Bild: Würde so gern dazugehören: Bushido bei der Bambi-Verleihung.
„Ich bin ganz fest der Meinung, dass Menschen, die sich mit Rap
auseinandersetzen und Rap mögen, wissen, wie man damit umzugehen hat und da
bestimmt keinen Unsinn mit machen.“ So lautete Anis Ferchichis Antwort vor
einigen Tagen im Interview mit dem Nachrichtensender N24 auf die Frage, ob
seine Hörer, die ihn als Bushido kennen, den aktuellen Song „Stress ohne
Grund“ nicht als Aufruf zur Gewalt verstehen könnten. Und so plump diese
Rechtfertigung für den empörten Bürger auch klingen mag: Sie ist absolut
plausibel.
Das mit Rap, insbesondere mit Gangsta-Rap sozialisierte Publikum kriegt
wegen Bushido sicherlich keine Mordgelüste gegen Claudia Roth, Klaus
Wowereit oder Serkan Tören. Dieses Musikgenre, in dem metaphorisch
andauernd irgendwer erschossen oder gefickt wird, zeichnet sich doch gerade
durch seinen vehementen Widerstand gegen Political Correctness aus. Seit
jeher setzt es eine differenzierte Lesart voraus, zu der die Kenntnis einer
szene-internen Sprache, bestimmten Stilmitteln und authentisch inszenierter
Figuren und Lebenswelten gehört.
Insofern zuckt der Gangsta-Rap-Afficionado bei „Stress ohne Grund“, diesem
vermeintlich so skandalösen Song, eigentlich nur mit den Schultern. Mehr
als drei Minuten lang hört man einem gelangweilten, schlecht gereimten und
auf Originalität komplett verzichtenden Schrei nach Aufmerksamkeit zu.
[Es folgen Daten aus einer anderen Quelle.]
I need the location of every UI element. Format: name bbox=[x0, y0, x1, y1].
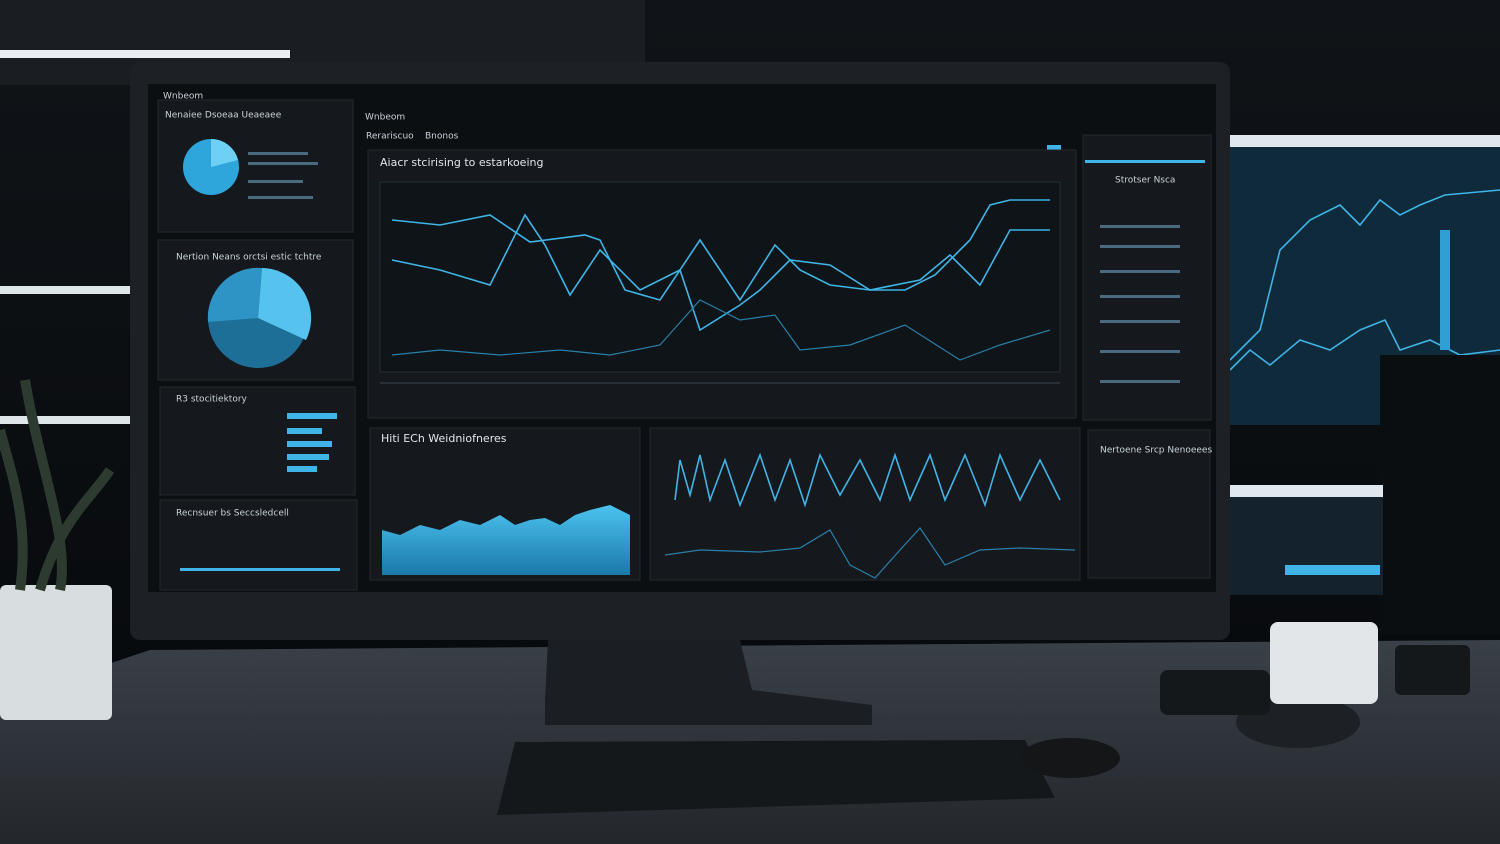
panel bbox=[649, 427, 1081, 581]
bar bbox=[287, 466, 317, 472]
panel-title: Nertion Neans orctsi estic tchtre bbox=[176, 253, 322, 263]
tab-label: Wnbeom bbox=[365, 113, 405, 123]
light-strip bbox=[0, 286, 135, 294]
list-row bbox=[1100, 270, 1180, 273]
background-chart-line bbox=[1229, 189, 1500, 361]
light-strip bbox=[0, 416, 135, 424]
plant-leaves bbox=[0, 379, 115, 592]
list-row bbox=[1100, 295, 1180, 298]
legend-row bbox=[248, 196, 313, 199]
menu-item: Bnonos bbox=[425, 132, 459, 142]
panel-title: Hiti ECh Weidniofneres bbox=[381, 432, 507, 445]
chart-line bbox=[391, 299, 1051, 361]
panel-title: Nenaiee Dsoeaa Ueaeaee bbox=[165, 111, 282, 121]
light-strip bbox=[1220, 135, 1500, 147]
background-bar bbox=[1440, 230, 1450, 350]
keyboard bbox=[497, 740, 1055, 815]
plant-pot bbox=[0, 585, 112, 720]
header-bar bbox=[1085, 160, 1205, 163]
device bbox=[1395, 645, 1470, 695]
panel-title: Nertoene Srcp Nenoeees bbox=[1100, 446, 1212, 456]
bar bbox=[287, 413, 337, 419]
legend-row bbox=[248, 180, 303, 183]
panel-title: Recnsuer bs Seccsledcell bbox=[176, 509, 289, 519]
bar bbox=[287, 428, 322, 434]
device bbox=[1160, 670, 1270, 715]
panel bbox=[1087, 429, 1211, 579]
mug bbox=[1270, 622, 1378, 704]
toggle[interactable] bbox=[1047, 145, 1061, 152]
list-row bbox=[1100, 380, 1180, 383]
signal-line bbox=[664, 527, 1076, 579]
list-row bbox=[1100, 350, 1180, 353]
legend-row bbox=[248, 162, 318, 165]
pie-slice bbox=[207, 267, 262, 322]
speaker bbox=[1380, 355, 1500, 635]
bar bbox=[287, 454, 329, 460]
bar bbox=[287, 441, 332, 447]
list-row bbox=[1100, 245, 1180, 248]
waveform bbox=[674, 452, 1061, 508]
menu-item: Rerariscuo bbox=[366, 132, 414, 142]
light-strip bbox=[1228, 485, 1383, 497]
glow-bar bbox=[1285, 565, 1380, 575]
list-row bbox=[1100, 320, 1180, 323]
progress bbox=[180, 568, 340, 571]
panel-title: Strotser Nsca bbox=[1115, 176, 1175, 186]
pie-slice bbox=[258, 268, 312, 340]
monitor-stand bbox=[545, 640, 872, 725]
legend-row bbox=[248, 152, 308, 155]
list-row bbox=[1100, 225, 1180, 228]
third-screen bbox=[1228, 485, 1383, 595]
mouse bbox=[1020, 738, 1120, 778]
window-title: Wnbeom bbox=[163, 92, 203, 102]
panel-title: R3 stocitiektory bbox=[176, 395, 248, 405]
panel bbox=[159, 499, 358, 591]
chart-line bbox=[391, 213, 1050, 332]
chart-area bbox=[379, 181, 1061, 373]
area-chart bbox=[382, 505, 630, 575]
light-strip bbox=[0, 50, 290, 58]
panel bbox=[1082, 134, 1212, 421]
pie-slice bbox=[211, 139, 238, 167]
chart-title: Aiacr stcirising to estarkoeing bbox=[380, 156, 543, 169]
chart-line bbox=[391, 199, 1050, 302]
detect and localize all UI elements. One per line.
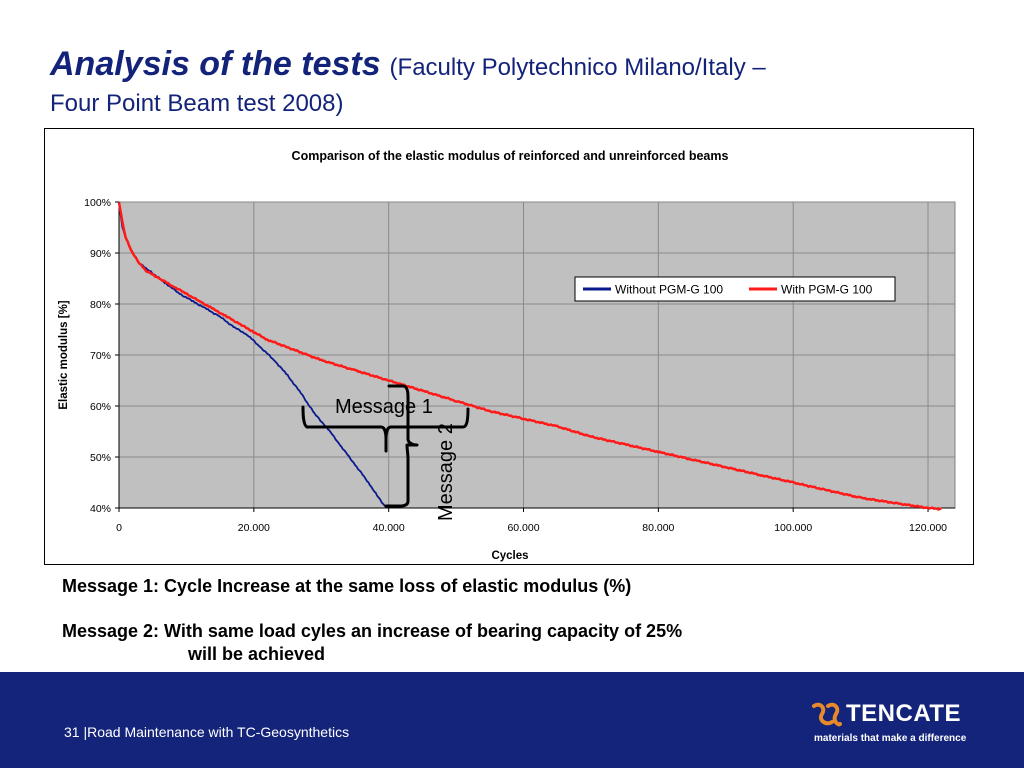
chart-frame: Comparison of the elastic modulus of rei…: [44, 128, 974, 565]
y-tick-label: 60%: [90, 401, 111, 413]
title-sub-line2: Four Point Beam test 2008): [50, 89, 344, 117]
logo-tagline: materials that make a difference: [814, 733, 967, 744]
footer-text: 31 |Road Maintenance with TC-Geosyntheti…: [64, 724, 350, 740]
chart-title: Comparison of the elastic modulus of rei…: [292, 149, 729, 163]
y-tick-label: 50%: [90, 452, 111, 464]
title-main: Analysis of the tests: [50, 45, 381, 83]
x-tick-label: 100.000: [774, 522, 812, 534]
elastic-modulus-chart: Comparison of the elastic modulus of rei…: [58, 149, 956, 562]
tencate-logo-icon: [812, 702, 842, 727]
bracket-message-2: [384, 384, 419, 508]
series-line-with-pgm-g-100: [117, 202, 942, 511]
x-axis-label: Cycles: [491, 550, 528, 562]
y-tick-label: 100%: [84, 197, 111, 209]
y-tick-label: 80%: [90, 299, 111, 311]
bracket-message-1: [301, 405, 470, 453]
legend-label: Without PGM-G 100: [615, 283, 723, 297]
legend-box: [574, 276, 896, 302]
x-tick-label: 80.000: [642, 522, 674, 534]
slide-title: Analysis of the tests (Faculty Polytechn…: [50, 46, 766, 117]
annotation-message-2: Message 2: [435, 423, 457, 521]
y-tick-label: 70%: [90, 350, 111, 362]
x-tick-label: 20.000: [238, 522, 270, 534]
footer-bar: 31 |Road Maintenance with TC-Geosyntheti…: [0, 672, 1024, 768]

Bushido disst damit Leute, die der HipHop-Szene komplett egal sind.
Er findet nicht einmal amüsante Vergleiche, sondern reiht nur Statements
aneinander: „Ich will, dass Serkan Tören jetzt ins Gras beißt, yeah yeah.“
Zwei Schüsse ertönen. Warum? Ist das Gangsta-Rap für Dummies? Und
überhaupt: Zu wem spricht Bushido hier überhaupt? Sinnbefreite
Schnellschüsse gegen irgendwelche Prominente und Personen der
Öffentlichkeit zugunsten von PR. Es scheint, als seien wir Zeugen der
Geburtsstunde des Boulevardraps.
## Ins Gras beißen, yeah!
Mal ganz davon abgesehen, dass sich „Blondes Opfer“ weder im Ghetto noch in
Kleinmachnow auf „Olli Pocher“ reimt, ist Bushidos Auswahl der Kontrahenten
äußerst fragwürdig. Die Überhöhung des Subjekts durch Abwertung des Anderen
ist eines der gängigsten Stilmittel des Gangsta-Rap. Doch „der Andere“, das
ist entweder ein konkurrierender Sprecher – in diesem Fall der Rapper Kay
One, der in „Stress ohne Grund“ für vogelfrei erklärt wird (was übrigens
noch am meisten als ernstzunehmende Drohung erscheint).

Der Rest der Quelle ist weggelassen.